三个男人都停下来看了她一会儿。约翰逊的目光里流露出油然而生的爱慕。萨格登警监则没有丝毫爱慕的表示,有的只是一种不耐烦的神情,急着想把他的工作进行下去。
赫尔克里·波洛的眼光则是深深的欣赏——在她看来,但并非欣赏她的美貌而是欣赏她对它的善于利用。她不知道他在暗想:
“joliemannequin,lapetiteomaisellealesyeuxdurs(法语:漂亮的模特儿.这个小东西。但她有一双冷酷的眼睛。——译注。)。”

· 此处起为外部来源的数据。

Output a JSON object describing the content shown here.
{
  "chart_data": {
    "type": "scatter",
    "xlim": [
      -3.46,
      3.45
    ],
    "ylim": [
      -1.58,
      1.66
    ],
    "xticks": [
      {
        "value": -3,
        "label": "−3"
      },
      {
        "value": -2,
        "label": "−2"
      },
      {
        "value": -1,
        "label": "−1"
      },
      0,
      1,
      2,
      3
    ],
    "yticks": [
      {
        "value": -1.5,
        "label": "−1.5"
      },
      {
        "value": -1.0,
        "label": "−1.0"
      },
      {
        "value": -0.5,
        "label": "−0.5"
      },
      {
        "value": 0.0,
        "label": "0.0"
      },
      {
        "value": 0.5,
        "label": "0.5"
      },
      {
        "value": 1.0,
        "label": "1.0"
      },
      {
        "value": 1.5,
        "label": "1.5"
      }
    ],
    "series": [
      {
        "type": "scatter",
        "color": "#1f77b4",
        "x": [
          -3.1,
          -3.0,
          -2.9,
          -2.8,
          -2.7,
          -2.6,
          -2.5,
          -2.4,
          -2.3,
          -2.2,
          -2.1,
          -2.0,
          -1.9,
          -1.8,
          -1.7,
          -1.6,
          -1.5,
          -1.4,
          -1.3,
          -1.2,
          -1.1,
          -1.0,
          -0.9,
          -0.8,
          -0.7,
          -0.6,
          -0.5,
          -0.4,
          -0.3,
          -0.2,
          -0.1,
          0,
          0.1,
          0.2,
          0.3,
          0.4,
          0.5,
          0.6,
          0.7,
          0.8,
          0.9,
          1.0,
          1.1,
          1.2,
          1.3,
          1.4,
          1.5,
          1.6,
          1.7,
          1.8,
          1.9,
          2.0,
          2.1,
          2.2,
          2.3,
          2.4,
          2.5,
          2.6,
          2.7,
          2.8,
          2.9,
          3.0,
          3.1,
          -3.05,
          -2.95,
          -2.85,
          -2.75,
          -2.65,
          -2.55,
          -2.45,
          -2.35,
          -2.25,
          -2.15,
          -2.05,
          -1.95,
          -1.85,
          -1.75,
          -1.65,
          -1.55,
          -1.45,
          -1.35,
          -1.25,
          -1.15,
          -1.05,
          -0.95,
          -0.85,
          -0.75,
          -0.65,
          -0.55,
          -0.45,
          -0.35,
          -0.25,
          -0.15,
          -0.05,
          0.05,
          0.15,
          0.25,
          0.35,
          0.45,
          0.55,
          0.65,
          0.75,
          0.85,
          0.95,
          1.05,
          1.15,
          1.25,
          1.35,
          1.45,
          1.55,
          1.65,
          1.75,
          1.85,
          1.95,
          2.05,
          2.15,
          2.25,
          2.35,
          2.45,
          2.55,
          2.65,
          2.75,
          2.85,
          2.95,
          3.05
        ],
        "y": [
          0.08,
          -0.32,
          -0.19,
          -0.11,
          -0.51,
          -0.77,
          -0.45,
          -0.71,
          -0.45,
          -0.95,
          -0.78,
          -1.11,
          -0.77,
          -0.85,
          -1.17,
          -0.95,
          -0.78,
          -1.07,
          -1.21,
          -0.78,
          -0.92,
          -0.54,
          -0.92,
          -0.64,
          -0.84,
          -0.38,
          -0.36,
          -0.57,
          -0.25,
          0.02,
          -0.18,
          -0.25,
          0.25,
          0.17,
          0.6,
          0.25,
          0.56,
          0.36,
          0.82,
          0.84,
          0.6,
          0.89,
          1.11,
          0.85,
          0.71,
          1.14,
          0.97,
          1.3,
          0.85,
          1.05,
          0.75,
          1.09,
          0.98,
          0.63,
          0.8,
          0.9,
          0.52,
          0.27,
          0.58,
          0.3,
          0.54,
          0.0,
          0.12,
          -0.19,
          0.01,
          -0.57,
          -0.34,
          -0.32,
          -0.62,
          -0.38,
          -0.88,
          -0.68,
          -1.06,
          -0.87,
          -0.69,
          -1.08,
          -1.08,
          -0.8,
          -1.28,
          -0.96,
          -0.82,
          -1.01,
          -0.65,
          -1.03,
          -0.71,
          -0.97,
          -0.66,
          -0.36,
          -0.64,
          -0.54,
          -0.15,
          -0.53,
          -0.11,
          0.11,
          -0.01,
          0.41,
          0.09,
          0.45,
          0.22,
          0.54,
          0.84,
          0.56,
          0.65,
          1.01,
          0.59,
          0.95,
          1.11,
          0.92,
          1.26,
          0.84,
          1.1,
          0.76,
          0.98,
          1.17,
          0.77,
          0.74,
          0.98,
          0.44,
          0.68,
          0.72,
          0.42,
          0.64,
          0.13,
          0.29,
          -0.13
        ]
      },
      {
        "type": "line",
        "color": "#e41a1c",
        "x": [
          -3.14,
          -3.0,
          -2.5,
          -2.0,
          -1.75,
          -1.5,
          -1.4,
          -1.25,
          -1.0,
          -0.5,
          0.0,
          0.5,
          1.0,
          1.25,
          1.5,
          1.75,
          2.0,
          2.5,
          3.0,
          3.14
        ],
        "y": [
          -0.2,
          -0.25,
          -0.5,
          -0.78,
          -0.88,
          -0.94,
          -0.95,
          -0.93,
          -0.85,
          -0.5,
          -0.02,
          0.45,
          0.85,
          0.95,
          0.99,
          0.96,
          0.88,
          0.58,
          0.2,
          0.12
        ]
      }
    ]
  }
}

约翰逊上校想,“这么漂亮的姑娘,乔治·李如果不小心的话一定会有麻烦的。她确实该对别的男人留神。”
萨格登警监在想:
“头脑空空、爱慕虚荣的女郎,希望我们可以很快完事。”
“请坐,李夫人。让我看看,你是——”
“乔治·李夫人。”
她親切而感激地笑着,坐了下来。那一瞥好像在说,“虽然你是一个男人而且是一个警察,你毕竟还不是这么可怕。”
那个笑也把波洛感染了,在与女人们有关的问题上外国人是非常敏感的。至于萨格登警监她则没去费心。
她忧心仲仲地绞着自己的双手,样子仍然很美丽。她小声说道,“这太可怕了,把我给吓坏了。”
“来,来,李夫人,”约翰逊上校的态度和蔼的口气里带着点儿尖刻:“我知道。这对你而言是个打击,但现在一切都已经结束了,我们只是想请你把今晚发生的事讲一下。”
她叫了起来:
“可我什么都不知道呀——真的。”
一时间警察局长的眼睛眯了一下,他温和地说:“对,当然啦。”
“我们昨天刚到这儿,乔治一定要让我来这儿过圣诞节,我真希望我们没来。我肯定我再也不会是从前的那个我了!”
“这的确让人非常难受——是的。”
“我对乔治的家庭几乎一无所知,你明白吧。我只见过李先生一两次——一次是在我们的婚礼上,后来还有一次。
当然,我见到艾尔弗雷德和莉迪亚的次数多些,但他们对我来说还是相当陌生的。”
她又把眼睛睁得大大的,一副受惊吓的孩子似的表情。
赫尔克里·波洛再一次用眼神表示了对她的欣赏——他又暗想:
“ellejotletresbienlacomedie,cettepetite(法语:她大会装腔作势了.这个小东西。—一一译注。)。”